MARIN Tests Floating Mega Island Concept

R&D

MARIN (Maritime Research Institute Netherlands) has tested an innovative concept for a floating mega island that could provide future-proof living and working space at sea for developing, generating, storing, and maintaining renewable energy, including offshore wind.

Image source: MARIN

The island comprises 87 large floating triangles that are flexibility connected to one another. Together they form a flexible floating island that can be as large as 1km to 5km in cross-section.

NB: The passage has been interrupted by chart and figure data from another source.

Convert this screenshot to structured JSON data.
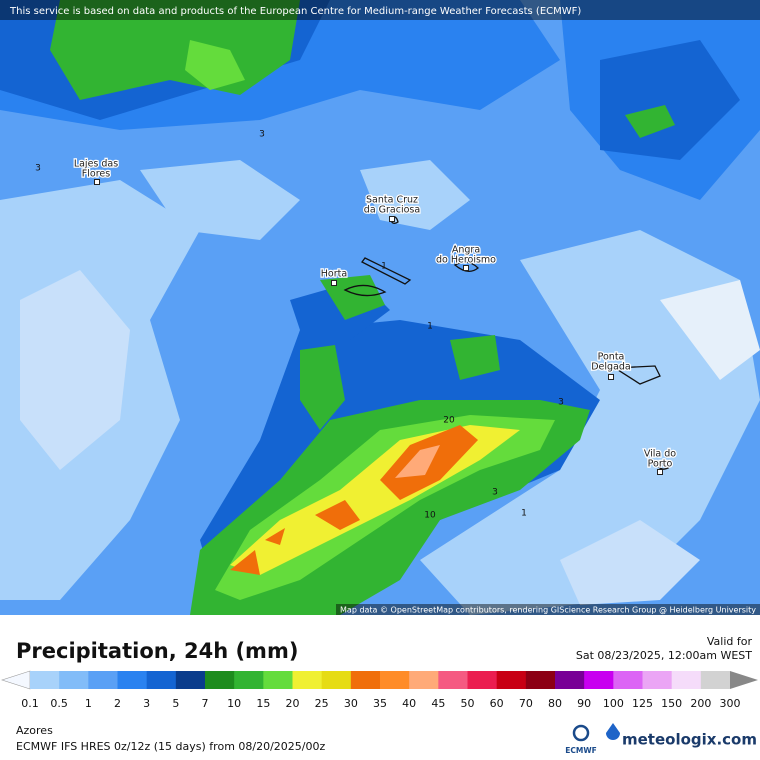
{
  "header": {
    "notice": "This service is based on data and products of the European Centre for Medium-range Weather Forecasts (ECMWF)"
  },
  "map": {
    "places": [
      {
        "lines": [
          "Lajes das",
          "Flores"
        ]
      },
      {
        "lines": [
          "Santa Cruz",
          "da Graciosa"
        ]
      },
      {
        "lines": [
          "Angra",
          "do Heroismo"
        ]
      },
      {
        "lines": [
          "Horta"
        ]
      },
      {
        "lines": [
          "Ponta",
          "Delgada"
        ]
      },
      {
        "lines": [
          "Vila do",
          "Porto"
        ]
      }
    ],
    "contour_labels": [
      3,
      3,
      1,
      1,
      20,
      3,
      3,
      10,
      1
    ],
    "attribution": "Map data © OpenStreetMap contributors, rendering GIScience Research Group @ Heidelberg University"
  },
  "title": "Precipitation, 24h (mm)",
  "valid_label": "Valid for",
  "valid_time": "Sat 08/23/2025, 12:00am WEST",
  "legend": {
    "ticks": [
      0.1,
      0.5,
      1,
      2,
      3,
      5,
      7,
      10,
      15,
      20,
      25,
      30,
      35,
      40,
      45,
      50,
      60,
      70,
      80,
      90,
      100,
      125,
      150,
      200,
      300
    ],
    "colors": [
      "#a8d2fa",
      "#82bcf8",
      "#5aa0f5",
      "#2a82f0",
      "#1464d2",
      "#0a3c8c",
      "#1e8c1e",
      "#32b432",
      "#64dc3c",
      "#f0f032",
      "#e6dc14",
      "#f06e0a",
      "#ff8c28",
      "#ffaa78",
      "#f55a82",
      "#eb1e50",
      "#c80014",
      "#8c0014",
      "#780096",
      "#c800f0",
      "#dc64f5",
      "#eba5f5",
      "#f5dcfa",
      "#d2d2d2"
    ]
  },
  "region": "Azores",
  "model_run": "ECMWF IFS HRES 0z/12z (15 days) from 08/20/2025/00z",
  "logos": {
    "ecmwf": "ECMWF",
    "site": "meteologix.com"
  }
}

Olaf Waals, project manager and the concept developer: “As sea level rises, cities become overcrowded and more activities are carried out at sea, raising the dikes and reclaiming land from the seas are perhaps no longer an effective solution. An innovative alternative that fits with the Dutch maritime tradition is floating ports and cities.”

Image source: MARIN

The floating islands could also be suitable for use with loading and transshipping cargo in coastal areas where there is little infrastructure, for cultivating food, such as seaweed and fish, and building houses and recreation close to the water.

These types of solutions are part of the Blue Future in which the seas and oceans (70% of the earth’s surface area) are used sustainably, MARIN stated.

MARIN is carrying out this research using computer simulations and model tests in its Offshore Basin (40 x 40 m) in which wind, waves and currents can be simulated at scale.